FONTE: DEUTSCHE WELLE
O político Braima Camará acredita que o Estado democrático de Direito morreu na Guiné-Bissau. Camará critica a decisão do Supremo Tribunal de Justiça da Guiné-Bissau que o afasta da liderança do MADEM-G15.
Em voz alta e diante dos seus apoiantes fiéis, Braima Camará foi o primeiro político a insurgir-se contra a decisão do Supremo Tribunal de Justiça guineense, que o afasta da liderança do Movimento para a Alternância Democrática (MADEM-G15).
"Quero dizer-vos que hoje é um dia de luto nacional, um dia de muita tristeza, um dia de assassinato da Justiça e democracia", afirmou.
Ontem, o tribunal validou o congresso extraordinário de uma ala adversária a Braima Camará, em que a veterana Satú Camará foi eleita como nova líder. Braima Camará anunciou, entretanto, uma batalha judicial "jamais vista" para defender a sua direção no MADEM-G15.
"Não é o fim, mas o início de um processo para defender as nossas conquistas. Vamos até às últimas consequências, sem violência."
Hoje, Satú Camará solicitou formalmente a Braima Camará que faça a transferência de poder até 6 de setembro.
Justiça como "arma de arremesso"
O jurista Luís Vaz Martins diz à DW que duvida muito que o resultado desse provável contencioso judicial vá contra a decisão já tomada pelo Supremo.
"A Justiça está a ser utilizada como arma de arremesso para um exercício que deveria ser pacífico dentro da atividade política. O Supremo Tribunal de Justiça está ao serviço do Presidente Umaro Sissoco Embaló", refere Vaz Martins.
Apesar da decisão do Supremo, o MADEM-G15 deverá continuar a ter duas direções paralelas. Braima Camará recusa-se a apoiar Satu Camará como coordenadora do partido.

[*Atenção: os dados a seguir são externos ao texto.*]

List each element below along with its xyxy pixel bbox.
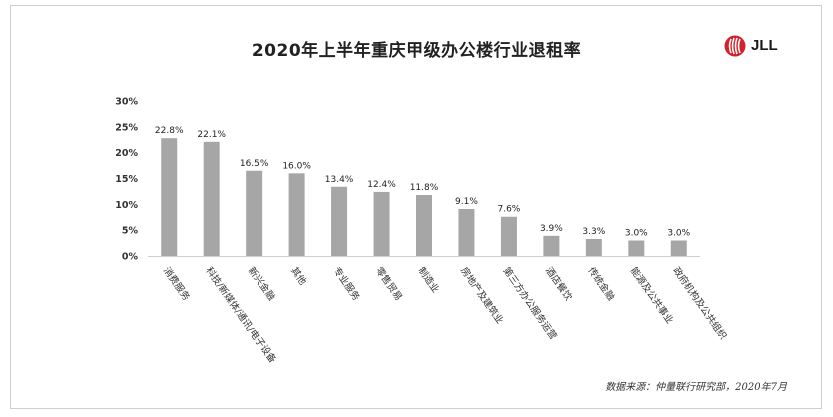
bar — [670, 240, 687, 256]
y-axis: 0% 5% 10% 15% 20% 25% 30% — [115, 97, 700, 263]
data-label: 16.0% — [282, 161, 311, 171]
x-tick-label: 其他 — [288, 265, 309, 288]
data-label: 7.6% — [497, 205, 520, 215]
data-source: 数据来源：仲量联行研究部，2020年7月 — [605, 382, 787, 393]
bar — [246, 170, 263, 256]
x-tick-label: 政府机构及公共组织 — [670, 265, 729, 342]
data-label: 3.3% — [582, 227, 605, 237]
bars — [161, 138, 687, 256]
y-tick-label: 25% — [115, 122, 138, 133]
bar — [373, 191, 390, 256]
x-tick-label: 酒店餐饮 — [543, 265, 575, 303]
bar — [416, 195, 432, 256]
jll-logo-text: JLL — [751, 37, 778, 54]
data-label: 12.4% — [367, 180, 396, 190]
x-tick-label: 专业服务 — [331, 265, 363, 303]
x-tick-label: 消费服务 — [161, 265, 193, 303]
y-tick-label: 0% — [122, 252, 139, 263]
data-label: 3.9% — [540, 224, 563, 234]
data-label: 3.0% — [625, 229, 648, 239]
bar — [543, 235, 560, 256]
bar — [161, 138, 178, 256]
bar — [500, 216, 517, 256]
x-tick-label: 科技/新媒体/通讯/电子设备 — [203, 265, 279, 366]
jll-logo: JLL — [724, 35, 794, 57]
data-label: 13.4% — [325, 175, 354, 185]
y-tick-label: 5% — [122, 226, 139, 237]
y-tick-label: 10% — [115, 200, 138, 211]
x-tick-label: 房地产及建筑业 — [458, 265, 506, 326]
x-tick-label: 制造业 — [416, 265, 442, 295]
bar — [458, 208, 475, 256]
chart-title: 2020年上半年重庆甲级办公楼行业退租率 — [251, 41, 582, 61]
jll-logo-icon — [724, 35, 746, 57]
data-label: 22.8% — [155, 126, 184, 136]
bar — [628, 240, 645, 256]
data-label: 9.1% — [455, 197, 478, 207]
y-tick-label: 30% — [115, 97, 138, 108]
data-label: 22.1% — [197, 130, 226, 140]
data-label: 16.5% — [240, 159, 269, 169]
x-tick-label: 传统金融 — [585, 265, 617, 303]
bar — [585, 238, 602, 256]
bar — [288, 173, 305, 256]
bar — [331, 186, 348, 256]
x-tick-label: 零售贸易 — [373, 265, 405, 303]
y-tick-label: 15% — [115, 174, 138, 185]
data-labels: 22.8% 22.1% 16.5% 16.0% 13.4% 12.4% 11.8% 9.1% 7… — [155, 126, 691, 238]
x-tick-label: 能源及公共事业 — [628, 265, 676, 326]
data-label: 11.8% — [410, 183, 439, 193]
y-tick-label: 20% — [115, 148, 138, 159]
x-tick-label: 新兴金融 — [246, 265, 278, 303]
bar — [203, 141, 220, 256]
data-label: 3.0% — [667, 229, 690, 239]
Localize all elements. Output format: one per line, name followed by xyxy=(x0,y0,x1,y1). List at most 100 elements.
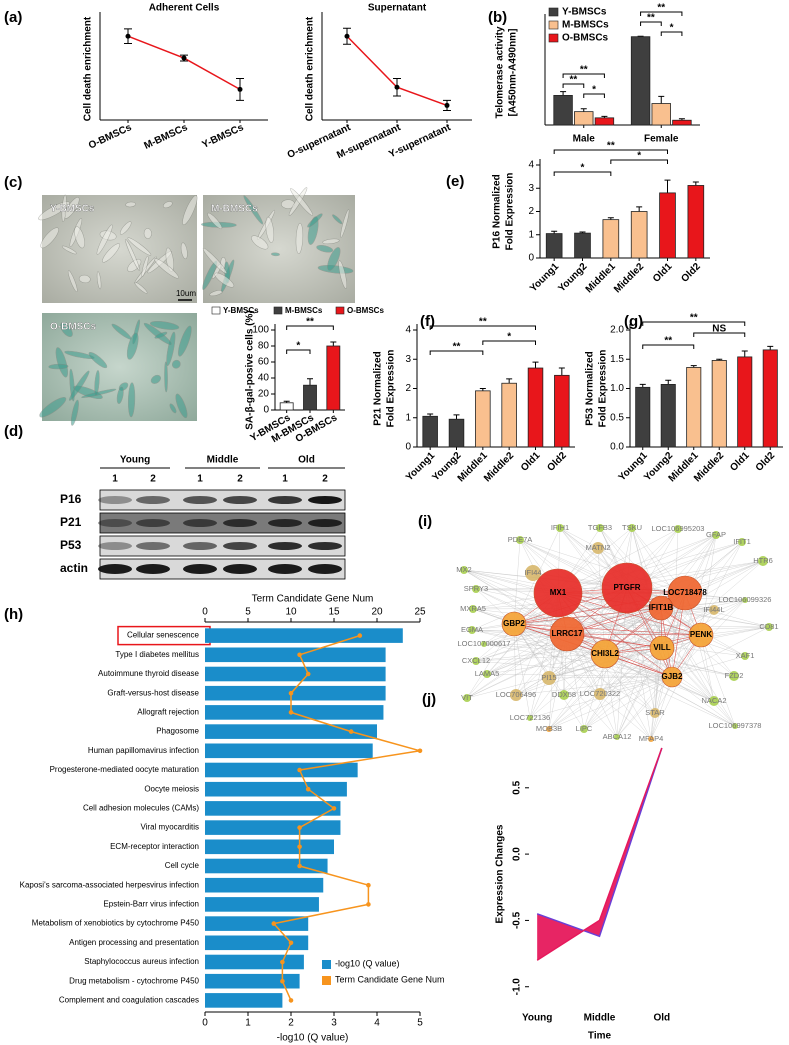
node-label: IFI44L xyxy=(703,605,724,614)
significance-bracket xyxy=(553,171,612,176)
data-point xyxy=(125,33,131,39)
y-axis-label: P53 Normalized xyxy=(585,351,596,425)
significance-bracket xyxy=(640,21,662,26)
network-node xyxy=(628,524,636,532)
node-label: IFI44 xyxy=(524,568,541,577)
significance-label: NS xyxy=(712,324,726,335)
x-tick-label: Old xyxy=(653,1013,670,1024)
panel-label: (f) xyxy=(420,313,435,330)
cell xyxy=(180,242,188,260)
network-node xyxy=(648,595,674,621)
network-node xyxy=(463,694,471,702)
cell xyxy=(149,320,180,330)
network-edge xyxy=(513,539,521,625)
cell xyxy=(60,322,73,338)
bar xyxy=(279,402,294,411)
node-label: TGFB3 xyxy=(588,523,612,532)
network-node xyxy=(594,688,606,700)
y-tick-label: Metabolism of xenobiotics by cytochrome … xyxy=(32,919,200,928)
network-node xyxy=(742,597,748,603)
bar xyxy=(448,418,465,448)
network-edge xyxy=(604,609,715,655)
network-edge xyxy=(604,626,770,655)
bar xyxy=(574,232,591,259)
data-point xyxy=(297,767,302,773)
data-point xyxy=(366,882,371,888)
node-label: GBP2 xyxy=(503,619,525,628)
cell xyxy=(327,247,341,271)
node-label: MXRA5 xyxy=(460,604,486,613)
bar xyxy=(205,973,300,989)
network-edge xyxy=(475,653,606,662)
data-point xyxy=(271,921,277,926)
x2-tick-label: 10 xyxy=(285,607,297,618)
data-line xyxy=(272,634,421,1001)
cell xyxy=(322,238,340,245)
network-node xyxy=(549,616,585,652)
blot-band xyxy=(268,564,302,574)
y-tick-label: Staphylococcus aureus infection xyxy=(84,957,199,966)
node-label: EGMA xyxy=(461,625,483,634)
significance-label: * xyxy=(581,163,585,174)
cell xyxy=(40,227,59,249)
cell xyxy=(102,243,120,263)
x-tick-label: Old2 xyxy=(545,450,569,474)
network-node xyxy=(460,566,468,574)
data-point xyxy=(237,86,243,92)
cell xyxy=(175,393,188,419)
network-node xyxy=(741,652,749,660)
y-tick-label: 0.5 xyxy=(512,780,523,794)
significance-bracket xyxy=(642,321,746,326)
network-node xyxy=(472,657,480,665)
x-tick-label: Old1 xyxy=(651,261,675,285)
network-edge xyxy=(529,587,628,719)
network-edge xyxy=(566,633,656,714)
micrograph-label: O-BMSCs xyxy=(50,322,97,333)
y-tick-label: 2 xyxy=(528,206,534,217)
data-point xyxy=(297,863,302,869)
network-edge xyxy=(566,527,633,635)
network-edge xyxy=(471,629,673,678)
node-label: CHI3L2 xyxy=(591,649,619,658)
cell xyxy=(154,331,168,339)
network-edge xyxy=(599,676,673,695)
cell xyxy=(169,403,177,414)
y-tick-label: Oocyte meiosis xyxy=(144,784,199,793)
y-tick-label: Cell cycle xyxy=(165,861,200,870)
y-tick-label: 40 xyxy=(258,373,270,384)
network-edge xyxy=(548,676,673,679)
data-line xyxy=(127,35,241,91)
cell xyxy=(81,388,117,398)
panel-label: (h) xyxy=(4,606,23,623)
cell xyxy=(265,216,275,243)
legend-swatch xyxy=(211,306,221,315)
y-tick-label: -1.0 xyxy=(512,978,523,996)
data-point xyxy=(444,102,450,108)
cell xyxy=(38,201,70,221)
network-edge xyxy=(486,647,663,675)
scale-bar-label: 10um xyxy=(176,289,196,298)
network-node xyxy=(758,556,768,566)
network-node xyxy=(712,531,720,539)
node-label: HTR6 xyxy=(753,556,773,565)
network-edge xyxy=(483,643,673,678)
cell xyxy=(96,271,102,290)
data-point xyxy=(366,902,371,907)
cell xyxy=(162,201,173,209)
y-tick-label: Progesterone-mediated oocyte maturation xyxy=(50,765,199,774)
network-edge xyxy=(463,569,568,635)
significance-label: ** xyxy=(479,317,487,328)
x2-tick-label: 15 xyxy=(328,607,340,618)
network-node xyxy=(501,611,527,637)
blot-band xyxy=(223,519,257,527)
blot-band xyxy=(136,564,170,574)
network-edge xyxy=(466,607,662,699)
x2-tick-label: 5 xyxy=(245,607,251,618)
network-edge xyxy=(471,629,606,655)
blot-strip xyxy=(99,489,346,511)
y-tick-label: 20 xyxy=(258,389,270,400)
bar xyxy=(594,117,615,126)
significance-bracket xyxy=(429,325,536,330)
blot-band xyxy=(183,519,217,527)
lane-label: 1 xyxy=(197,474,203,485)
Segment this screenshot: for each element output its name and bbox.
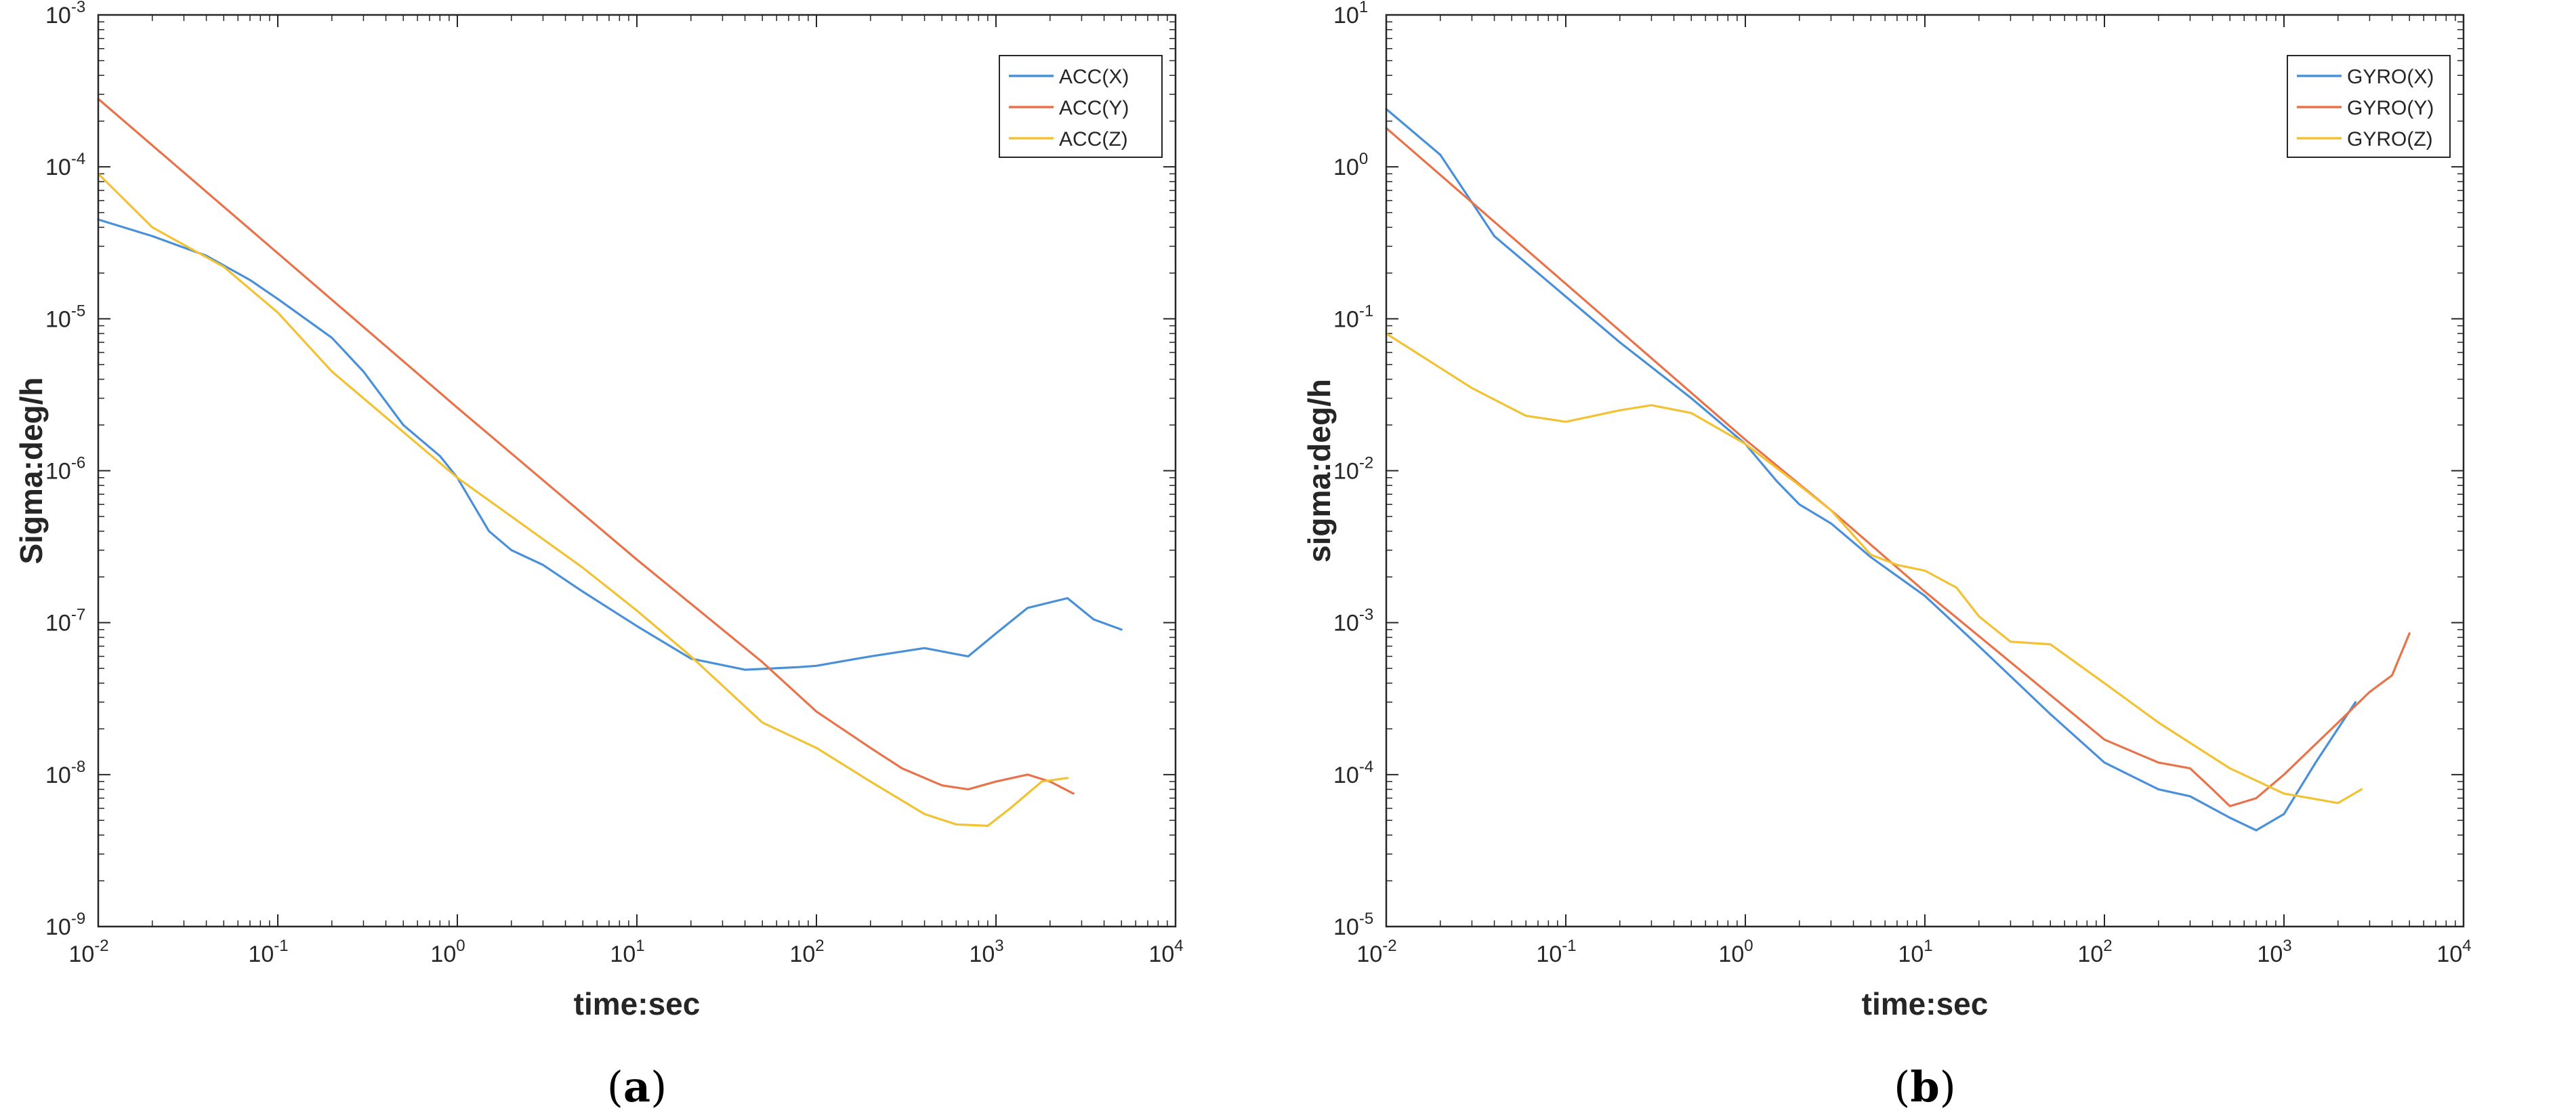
axes-frame [1385,14,2465,928]
x-tick-label: 100 [1718,937,1753,967]
x-tick-label: 10-1 [1536,937,1576,967]
legend-label: ACC(Y) [1059,97,1129,119]
x-axis-label: time:sec [1862,986,1989,1021]
x-axis-label: time:sec [574,986,701,1021]
panel-caption: (b) [1894,1062,1956,1112]
legend-label: ACC(Z) [1059,128,1128,150]
x-tick-label: 103 [2257,937,2291,967]
legend-label: GYRO(Z) [2347,128,2433,150]
chart-panel-a: 10-2 10-1 100 101 102 103 104 10-9 10-8 10-7 10-6 1… [14,0,1184,1112]
x-tick-label: 100 [430,937,465,967]
series-line-gyrox [1385,108,2357,832]
y-axis-label: sigma:deg/h [1302,379,1337,563]
x-tick-label: 104 [2436,937,2471,967]
y-tick-label: 10-5 [1333,910,1373,940]
y-axis-label: Sigma:deg/h [14,377,49,564]
panel-caption: (a) [607,1062,667,1112]
x-tick-label: 102 [2077,937,2112,967]
series-line-accy [97,98,1075,795]
x-tick-label: 10-2 [1356,937,1396,967]
legend-label: ACC(X) [1059,66,1129,88]
y-tick-label: 100 [1333,150,1368,180]
x-tick-label: 102 [789,937,824,967]
y-tick-label: 10-5 [45,302,85,332]
series-line-gyroz [1385,332,2363,805]
y-tick-label: 10-4 [1333,758,1373,788]
x-tick-label: 101 [610,937,644,967]
y-tick-label: 10-7 [45,606,85,636]
legend-label: GYRO(Y) [2347,97,2434,119]
y-tick-label: 10-8 [45,758,85,788]
chart-b-svg: 10-2 10-1 100 101 102 103 104 10-5 10-4 10-3 10-2 1… [1302,0,2472,1112]
x-tick-label: 104 [1148,937,1183,967]
axes-frame [97,14,1177,928]
y-tick-label: 10-3 [45,0,85,28]
legend: GYRO(X) GYRO(Y) GYRO(Z) [2287,55,2451,158]
minor-ticks [1386,15,2464,927]
series-line-accx [97,218,1123,671]
y-tick-label: 10-6 [45,454,85,485]
y-tick-label: 101 [1333,0,1368,28]
y-tick-label: 10-9 [45,910,85,940]
y-tick-label: 10-1 [1333,302,1373,332]
chart-panel-b: 10-2 10-1 100 101 102 103 104 10-5 10-4 10-3 10-2 1… [1288,0,2576,1117]
minor-ticks [98,15,1176,927]
plot-area [98,15,1176,927]
chart-a-svg: 10-2 10-1 100 101 102 103 104 10-9 10-8 10-7 10-6 1… [14,0,1184,1112]
y-tick-label: 10-4 [45,150,85,180]
x-tick-label: 10-1 [248,937,288,967]
y-tick-label: 10-3 [1333,606,1373,636]
legend: ACC(X) ACC(Y) ACC(Z) [999,55,1163,158]
series-line-accz [97,172,1069,828]
legend-label: GYRO(X) [2347,66,2434,88]
y-tick-label: 10-2 [1333,454,1373,485]
x-tick-label: 103 [969,937,1003,967]
x-tick-label: 101 [1898,937,1932,967]
x-tick-label: 10-2 [68,937,108,967]
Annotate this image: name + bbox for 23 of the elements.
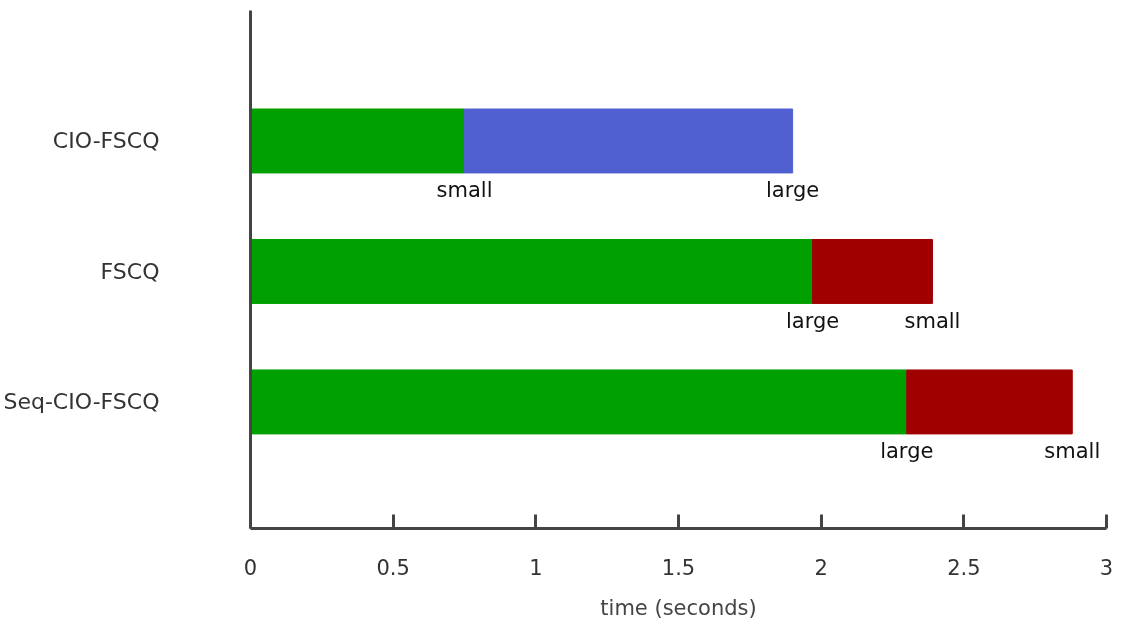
y-tick-label: Seq-CIO-FSCQ [3, 389, 160, 415]
bar [250, 238, 814, 304]
bar [250, 108, 465, 174]
bar [906, 369, 1073, 435]
bar [464, 108, 794, 174]
x-tick-label: 1 [529, 555, 543, 580]
annotation: large [766, 178, 820, 203]
annotation: small [1044, 439, 1101, 464]
annotation: small [904, 308, 961, 333]
x-tick-label: 0 [243, 555, 258, 580]
annotation: small [436, 178, 493, 203]
x-tick-label: 0.5 [376, 555, 410, 580]
bar [250, 369, 908, 435]
annotation: large [880, 439, 934, 464]
bar [812, 238, 933, 304]
y-tick-label: FSCQ [100, 258, 160, 284]
x-tick-label: 2 [814, 555, 828, 580]
y-tick-label: CIO-FSCQ [52, 128, 160, 154]
x-tick-label: 3 [1099, 555, 1114, 580]
annotation: large [786, 308, 840, 333]
x-tick-label: 2.5 [947, 555, 981, 580]
x-tick-label: 1.5 [661, 555, 696, 580]
x-axis-title: time (seconds) [600, 595, 757, 620]
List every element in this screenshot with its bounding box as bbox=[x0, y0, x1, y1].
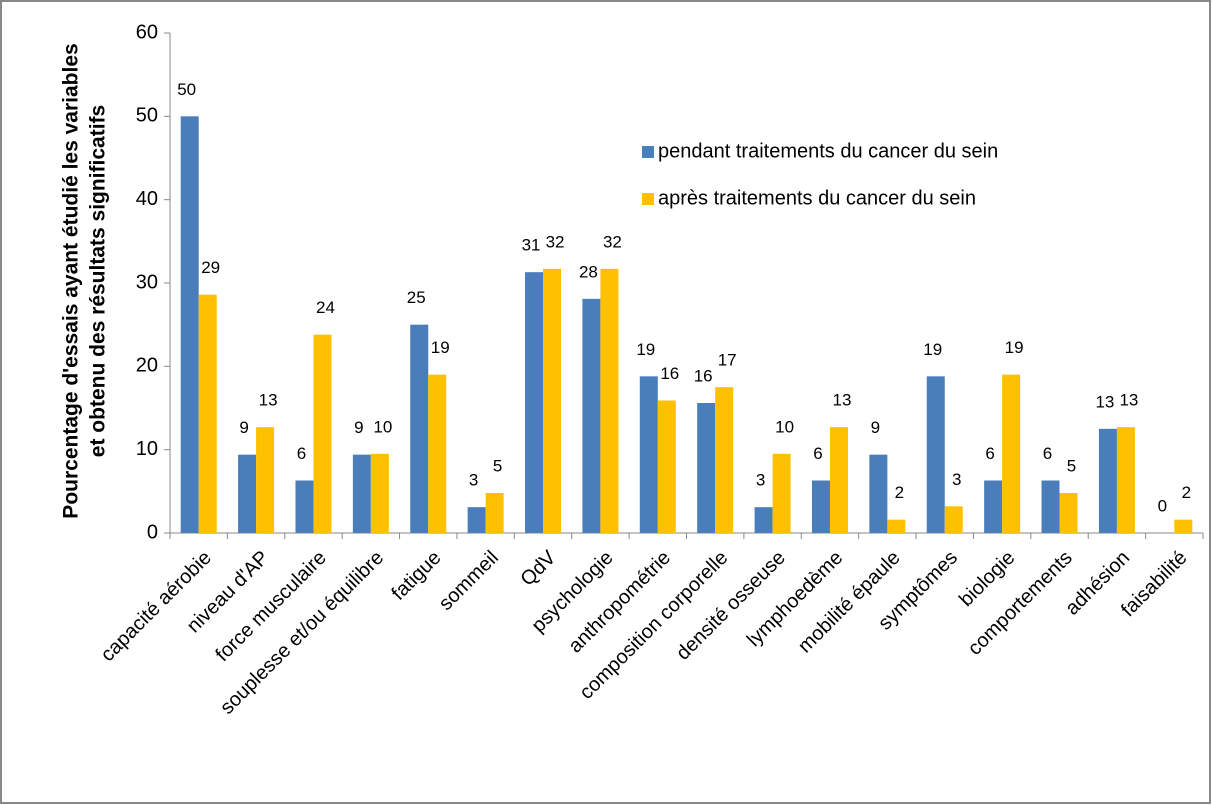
bar bbox=[180, 116, 199, 533]
bar bbox=[485, 493, 504, 533]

"Legal e verdadeira representante do MADEM-G15 é esta direção que é coordenada por mim", disse Braima Camará.
Camará insiste também que o Presidente Umaro Sissoco Embaló é a fonte da instabilidade no seu partido.
O QUE DIZ O PRESIDENTE DA REPÚBLICA
O Partido da Renovação Social (PRS) foi o primeiro a provar o veneno da divisão em duas alas. Félix Nandungue, pró-Sissoco Ebaló, inconformou-se com a direção de Fernando Dias e fundou uma direção paralela.
O Presidente guineense garante que não tem qualquer interesse em envolver-se em questões políticas.
Mas, sobre o MADEM-G15, disse também que Braima Camará "pisou a linha vermelha" ao levar o partido a assinar um acordo com o Partido Africano da Independência da Guiné e Cabo Verde (PAIGC), chefiado por Domingos Simões Pereira.
AS MUDANÇAS NA GUINÉ-BISSAU
A incerteza tomou conta da Guiné-Bissau, que, no passado, serviu de exemplo a outros na luta pela conquista de liberdades, como disse recentemente o primeiro-ministro de Timor-Leste, Xanana Gusmão.
A Guiné-Bissau mudou. Hoje, discute-se, nas redes sociais, se o que resta do país e das suas instituições pode ou não ser considerado um Estado.
Luís Vaz Martins, defensor dos Direitos Humanos, lamenta que o país tenha regredido tanto: "Foi um país outrora resiliente, líder nas liberdades de expressão e de imprensa. Hoje há uma tentativa de uma única entidade açambarcar todos os poderes e silenciar as vozes críticas."
Tudo vai de mal a pior, acrescenta o analista – o problema não se limitaria à questão das liberdades.
Há dez anos que há constantes sobressaltos no setor do ensino; as greves nas escolas públicas são frequentes. Os hospitais estão em estado de "coma". O Parlamento foi dissolvido em dezembro de 2023 e foi instalado um governo do Presidente da República, que dirige o país sem programa de governação, nem Orçamento Geral do Estado.
O ex-presidente do Supremo Tribunal de Justiça, José Pedro Sambú, foi forçado por homens armados com uniformes militares a assinar a sua renúncia ao cargo; o tribunal tem um presidente interino há mais de um ano, quando a lei prevê eleições num prazo de seis meses.
"Daí essa banalização do Estado. Tanto assim que o presidente interino do Supremo Tribunal decidiu, contra todas as regras, nomear um vice-presidente, embora o próprio saiba que ele não é vice. Os dois devem ser eleitos e não nomeados", sublinha Vaz Martins.
A atual tensão política até já provocou um cisma na principal central sindical do país. A União Nacional dos Trabalhadores da Guiné (UNTG) tem agora duas direções paralelas, uma pró e outra contra o Presidente Umaro Sissoco Embaló.